Explains Aguilar: “My concept of medicine is this: There is a road to health that a patient has to travel in order to get well. And when it comes to the Hispanic patient, they already have their own perception of illness.

“In the Mexican culture, there is no such thing as mental health. Your are crazy or you are not. Any time there is an unusual behavior, that behavior is attached to an external force--bewitchment, something that is out of their control--which is why the limpias , the herbs and the amulets are so important in the healing process.”

Often, Aguilar performs limpias --individual and group--at Bellwood Health Center when he and the patient agree it can be a benefit.

Recently, such a limpia involved sweeping a patient’s body with branches from a pepper tree (believed to be the tree from which Christ’s cross was fashioned) while incense and candles burned in the dark room. The patient’s family stood nearby praying, asking God to help their loved one, who believed he was possessed by evil spirits. Then Aguilar waved a ceramic pot with incense over the man’s body “to draw all the bad things clinging to the patient.”

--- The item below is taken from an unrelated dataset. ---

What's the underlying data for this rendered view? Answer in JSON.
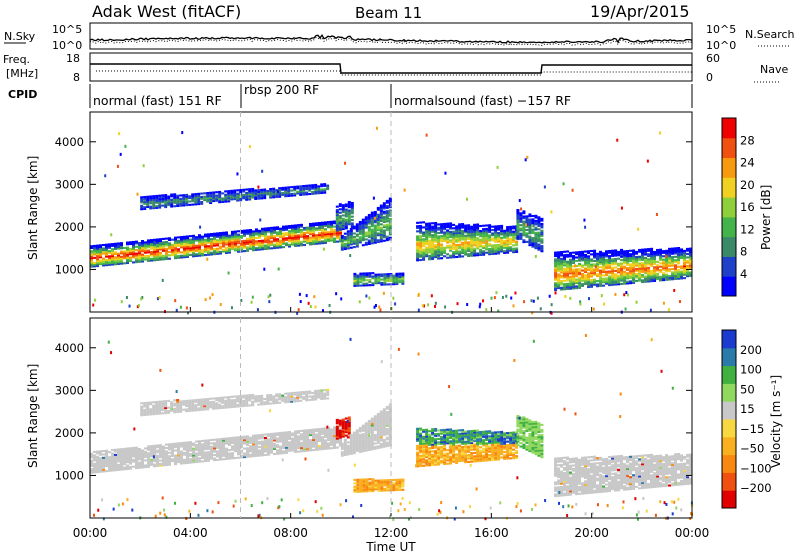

“The patient then usually goes into a trance,” he explains. It is at this stage of the limpia that Aguilar says he “manipulates the patient by praying and touching the head and sweeping the branches. The patient actually feels that something is happening, and of course, that is the effect you want. At the end you cleanse the patient with holy water and a blessing, and the patient feels protected and rid of whatever evil he felt was clinging onto his body.”

The treatment for this patient also involved traditional therapy sessions and medication.

“The ideal thing to happen,” says Aguilar, “is for health care professionals and psychotherapists to make a cultural connection because then that patient is going to trust us and hopefully will be willing to accept orthodox treatment, medication and psychotherapy along with their Old World practices.”